Согбенная фигура напрягла все чувства – и вдруг отшатнулась. Шипение вырвалось из перекошенных губ.
Распутывание уже началось! Кто-то пришел раньше меня! Совсем недавно. Кто-то творил чародейство, чтобы освободить пленника. Отец теней, нужно подумать!
Ханнан Мосаг стоял неподвижно, сгорбившись, но мысли его отчаянно метались.
За разрушенным двором текла река к далекому морю. На поверхности потока лениво качались гнезда виников; в молочно-зеленых яйцах, нагретых дневным солнцем, прятались смутные фигурки, ждущие начала света.
Она резко подняла голову; окровавленные куски человеческого легкого стекали изо рта по подбородку и падали на разбитую грудную клетку жертвы – дурачка, который, наверняка желая доминировать и властвовать, следил за ней от самого Верхнего рынка. Совсем просто: одинокая благородная женщина потерялась и пробирается через толпу, не замечая взглядов из-под надвинутых капюшонов и алчных ухмылок на лицах. Она словно наживка, которой рыбак приманивает безмозглую рыбу в реке. В самом деле, накинув капюшон, спрятав руки под шелком цвета бычьего сердца, в элегантных перчатках из телячьей кожи, в узких легинсах из черного льна, она не позволяла никому разглядеть ни оттенок своей кожи, ни необычные черты лица. И хотя кровь в ее жилах содержала часть крови тисте эдур, она не выделялась ростом – это тоже помогало выглядеть явно беззащитной, ведь ясно, что оккупанты-эдур слишком опасны, чтобы заинтересовать обычных летерийских насильников.
Она завела его в переулок, воткнула руку ему в грудь и вырвала сердце. Но больше всего она любила легкие – сочное мясо, богатое кислородом и еще не отравленное соками внезапной смерти.
Царство смертных – восхитительное место. Она уж и забыла.
Сейчас ее трапезу прервали. Кто-то пришел на земли Азатов. Кто-то прощупывал ее ритуалы, растворившие вяжущие заклинания Силкаса Руина. Возможны проблемы, вмешательство в ее планы.

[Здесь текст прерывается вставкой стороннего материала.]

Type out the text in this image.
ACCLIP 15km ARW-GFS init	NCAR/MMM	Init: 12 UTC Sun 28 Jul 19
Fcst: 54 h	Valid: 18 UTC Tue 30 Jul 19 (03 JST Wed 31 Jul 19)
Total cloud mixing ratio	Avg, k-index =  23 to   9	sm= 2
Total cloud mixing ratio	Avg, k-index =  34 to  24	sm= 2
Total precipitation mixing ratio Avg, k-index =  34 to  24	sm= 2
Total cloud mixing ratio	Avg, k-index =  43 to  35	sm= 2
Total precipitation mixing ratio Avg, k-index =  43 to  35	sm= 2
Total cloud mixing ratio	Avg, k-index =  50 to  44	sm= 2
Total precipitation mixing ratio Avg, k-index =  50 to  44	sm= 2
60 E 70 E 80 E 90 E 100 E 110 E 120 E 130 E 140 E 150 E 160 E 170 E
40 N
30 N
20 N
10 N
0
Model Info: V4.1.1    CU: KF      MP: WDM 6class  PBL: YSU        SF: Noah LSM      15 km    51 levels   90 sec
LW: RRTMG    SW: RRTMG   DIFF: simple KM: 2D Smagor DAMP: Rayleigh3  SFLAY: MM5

Возможно, это Странник сует свой нос. Или того хуже – Старший бог, Маэль. Ужасно тесный город Летерас – не стоит тут оставаться слишком долго; если ее присутствие обнаружат, все пойдет наперекосяк.
Вытерев рукавом рот и подбородок, она поднялась над остатками пира и удалилась.
Раутос Хиванар, глава Свободного попечительства, присел на корточки на глинистом берегу реки; дневные раскопки завершались, рабочие насосов уже приводили себя в порядок; с задней кухни имения доносились звуки, предвещающие скорый ужин. Раутос старался кормить копателей как следует – чтобы меньше любопытствовали и усерднее работали. В конце концов, работы шли уже ниже уровня реки, и если бы не насосы, пришлось бы возиться по грудь в грязной воде. И еще постоянно приходилось следить за стенами раскопа, чтобы не осыпались.